Jeff Tran, a former director of sports marketing at Microsoft, pleaded guilty to wire fraud and attempting to steal more than $1.5 million from his former employer using stolen Super Bowl tickets and fake invoices.
As part of his job, Tran was in charge of distributing Super Bowl tickets to Microsoft employees. Tran acquired and sold 63 game tickets and 93 tailgate tickets for a $208,200 profit, according to the guilty plea. In one transaction, he pocketed $12,400 after convincing a Microsoft colleague to buy tickets paid for by the company.
According to court records, Tran issued two fake invoices worth a combined $1,445,000. The first, worth $775,000, was wired to Tran’s bank account. Tran attempted to route the second payment to a company he controlled called Tranmerica, Inc.
In July 2017, when Microsoft investigators questioned Tran after the third-party vendors raised suspicion related to a second fake invoice, Tran destroyed evidence and asked the vendors to lie to Microsoft, according to the documents.
Tran, 45, paid back $1,036,800 to Microsoft, which reflects the full amount of the company’s loss.

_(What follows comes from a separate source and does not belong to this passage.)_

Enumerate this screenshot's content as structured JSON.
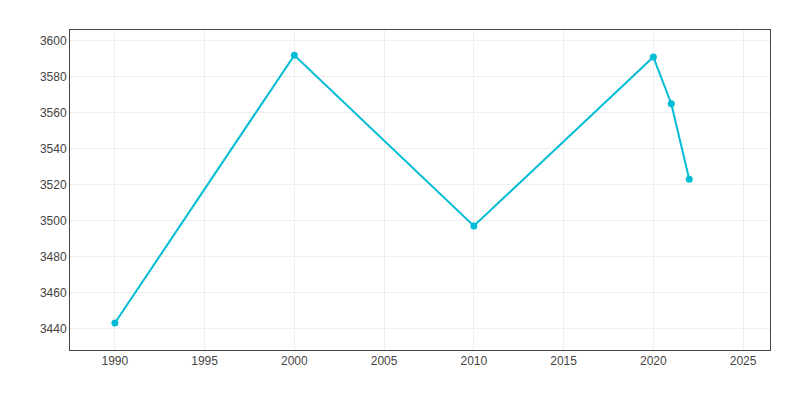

Prosecutors recommended a maximum of three years in prison as part of the plea deal. Wire fraud is punishable by up to 20 years in prison.
The case was investigated by the FBI and prosecuted by Assistant United States Attorney Seth Wilkinson. Tran’s sentencing is scheduled for May 10.
Tran was originally indicted on five counts of wire fraud in October, four of which were thrown out as part of the deal.
In his role at Microsoft, Tran oversaw the company’s promotional relationship with the NFL, which includes the use of Microsoft Surface tablets on the sidelines during games and other marketing-related initiatives. In 2013, Microsoft inked a sponsorship deal with the NFL worth a reported $400 million.